He paused and looked above Lucy's head; he could not look her in the face.
'His fate is in your hands,' he went on, without looking at her. 'It depends upon you whether a happy and useful life is before him. If you are true to him he will have the strongest motive to lead an honourable and honoured life that a man can have; but if you refuse to give him a chance, he will abandon all hope—he will have no inducement to make a stand.'
He said nothing about risking her happiness. It might not have occurred to him that he was asking her to risk the ruin of her young life on the chance of saving his friend. Still, he did not look her in the face.
'How can I answer him?' Lucy said, wringing her hands.

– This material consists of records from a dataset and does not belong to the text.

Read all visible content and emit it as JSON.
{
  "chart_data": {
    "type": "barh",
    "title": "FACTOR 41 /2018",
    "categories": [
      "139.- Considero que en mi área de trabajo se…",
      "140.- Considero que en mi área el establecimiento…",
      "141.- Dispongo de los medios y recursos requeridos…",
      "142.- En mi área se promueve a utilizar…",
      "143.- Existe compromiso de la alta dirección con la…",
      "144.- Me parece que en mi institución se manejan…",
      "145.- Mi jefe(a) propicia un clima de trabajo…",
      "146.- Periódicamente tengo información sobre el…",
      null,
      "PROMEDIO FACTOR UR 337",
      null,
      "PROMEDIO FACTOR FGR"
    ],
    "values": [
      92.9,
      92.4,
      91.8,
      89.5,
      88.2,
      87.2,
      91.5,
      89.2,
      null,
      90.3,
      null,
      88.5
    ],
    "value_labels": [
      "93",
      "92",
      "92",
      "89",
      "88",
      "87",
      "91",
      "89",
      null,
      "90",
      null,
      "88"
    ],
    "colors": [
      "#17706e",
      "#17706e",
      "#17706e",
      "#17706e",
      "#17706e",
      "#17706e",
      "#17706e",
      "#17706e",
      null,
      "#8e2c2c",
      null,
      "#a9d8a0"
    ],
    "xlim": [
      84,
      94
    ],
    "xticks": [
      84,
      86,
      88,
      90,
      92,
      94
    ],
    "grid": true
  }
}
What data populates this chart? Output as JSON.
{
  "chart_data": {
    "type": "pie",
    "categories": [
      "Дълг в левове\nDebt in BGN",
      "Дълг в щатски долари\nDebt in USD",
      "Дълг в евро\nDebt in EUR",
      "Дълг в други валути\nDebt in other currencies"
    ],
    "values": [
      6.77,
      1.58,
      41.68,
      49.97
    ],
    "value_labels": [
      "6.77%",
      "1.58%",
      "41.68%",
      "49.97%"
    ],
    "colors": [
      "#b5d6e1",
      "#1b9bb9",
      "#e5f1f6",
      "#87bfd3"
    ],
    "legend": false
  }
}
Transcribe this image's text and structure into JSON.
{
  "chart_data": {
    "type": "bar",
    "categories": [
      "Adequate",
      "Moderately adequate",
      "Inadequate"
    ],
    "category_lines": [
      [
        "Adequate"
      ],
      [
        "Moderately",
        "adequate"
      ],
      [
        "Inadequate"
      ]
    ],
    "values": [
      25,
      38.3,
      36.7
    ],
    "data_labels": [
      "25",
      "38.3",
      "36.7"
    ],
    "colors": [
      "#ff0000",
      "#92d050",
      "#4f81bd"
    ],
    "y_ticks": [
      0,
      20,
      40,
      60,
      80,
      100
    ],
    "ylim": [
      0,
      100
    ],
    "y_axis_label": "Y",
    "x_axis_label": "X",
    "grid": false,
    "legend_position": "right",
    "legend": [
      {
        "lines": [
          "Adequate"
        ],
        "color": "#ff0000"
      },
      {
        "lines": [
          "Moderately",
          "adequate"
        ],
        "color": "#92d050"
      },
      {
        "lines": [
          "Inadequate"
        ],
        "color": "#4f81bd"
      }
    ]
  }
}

'You can only answer him as your heart dictates,' he said huskily. 'Remember, in refusing him this last chance, you are snatching away a rope from the grasp of a drowning man.'
Oh, what a coward he was: he could not look the girl in the face!
'Oh, this is horrible!' Lucy said, with a moan, and then she sat down on one of the high-backed chairs against the wall and began to cry. Her nerves were so shaken that tears came readily now.
If there was one thing more than another that Eric Gwatkin hated, it was to see a woman cry. Pamela never cried. Perhaps these foolish tears showed him more than anything else the girl's weakness. He was dreadfully sorry for her; he was sorry and ashamed of his errand. How could he press this sacrifice upon such a little weak creature?